“A British al-Qaida sympathiser living in Derby volunteered last year to help with a terrorist attack on targets in Denmark including the offices of the newspaper that published cartoons of the prophet Muhammad, secret documents obtained by the Guardian reveal. A second British man is alleged to have handed over cash for the plot.
The two men were visited in August 2009 by David Headley, an extremist born in Pakistan but raised in the US, where he is now in custody. Headley, who was arrested two months later, was working for Ilyas Kashmiri, a senior Pakistani militant with links to al-Qaida.
Kashmiri, whom al-Qaida leadership figures have named as part of Osama bin Laden’s group, told Headley to focus on a plan to attack the offices of the Danish Jyllands-Posten newspaper, which had published controversial cartoons of the prophet in 2005. He gave Headley $1500 (£954) to finance a surveillance trip. More general attacks in Denmark were also discussed. Headley said he understood that they might involve suicide bombings.
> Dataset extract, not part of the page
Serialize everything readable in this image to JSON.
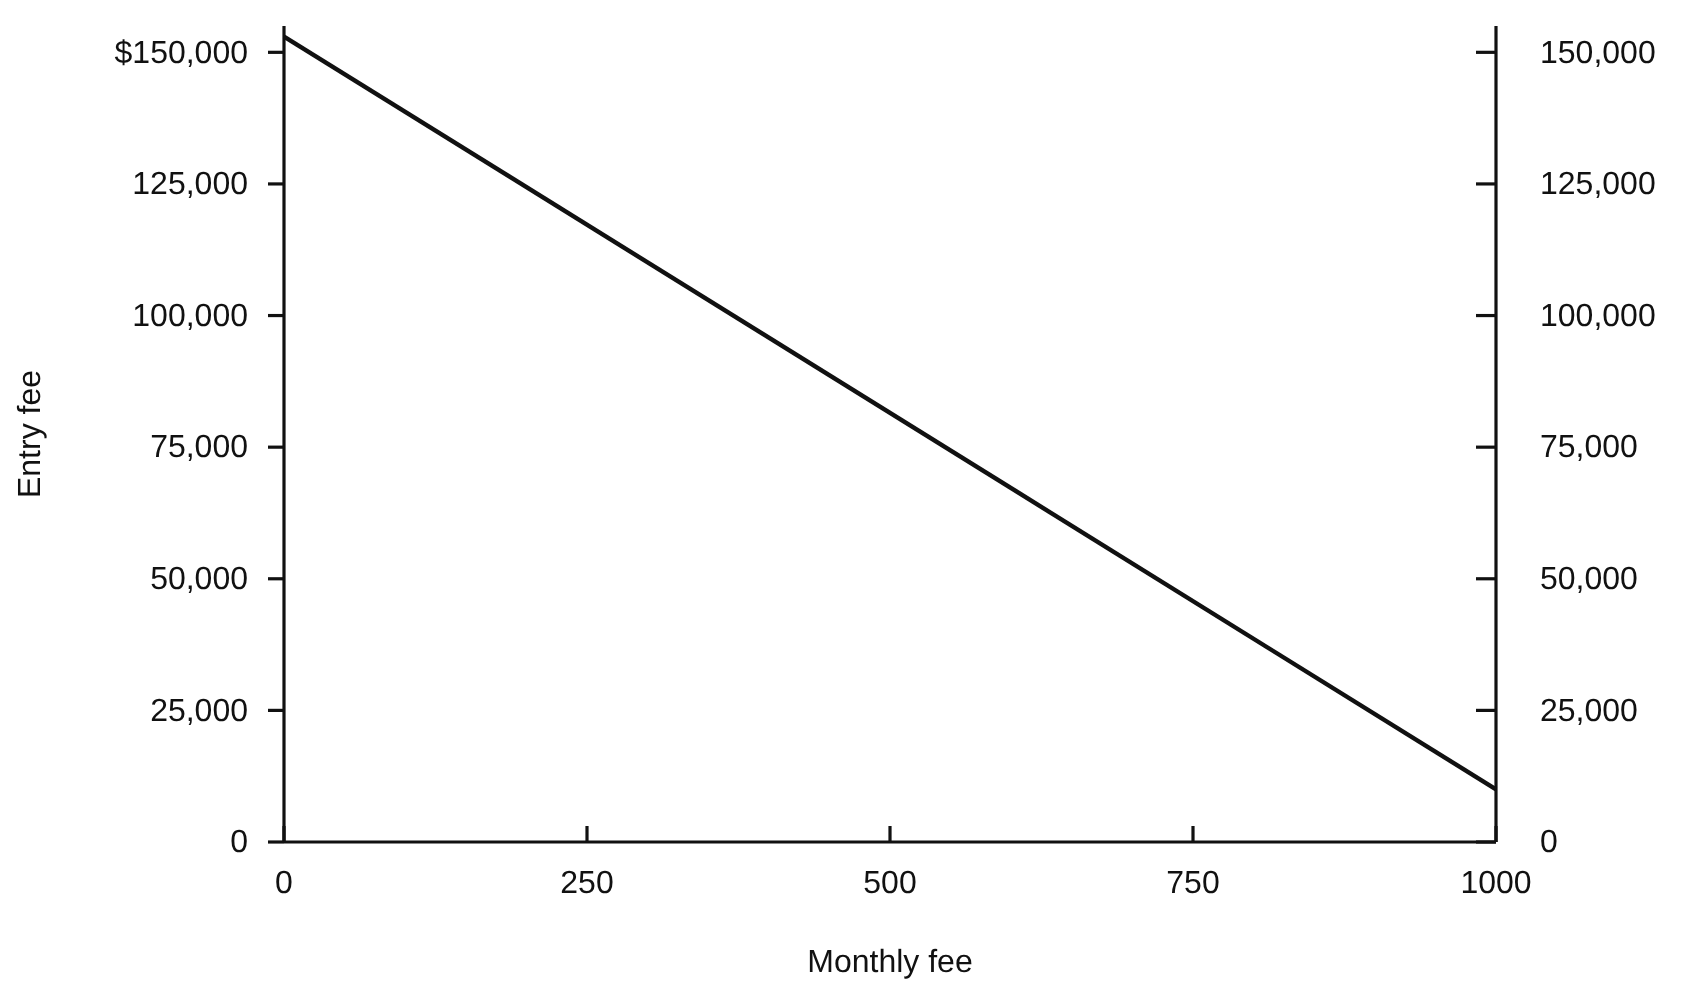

According to the documents, Kashmiri told Headley the two men in Derby – who were originally from Kotli, in north-east Pakistan – would help him. It transpired that one of the men had fallen out with Kashmiri, accusing the militant leader of allowing his son to steal funds for jihad, but he did agree to provide money for the mission; the other man “was available” for the attacks in Denmark, the documents reveal. These are based on 34 hours of interviews with Headley conducted by Indian investigators this summer.
They also describe in detail how Headley, having been deeply involved with the Lashkar-e-Taiba group in Pakistan and having conducted repeated surveillance trips for the Mumbai attacks, became involved with Kashmiri and, at one remove, al-Qaida. After spending six years with Lashkar, Headley said he became “mentally distanced” from the group and felt that the global agenda of Kashmiri and al-Qaida suited him better.”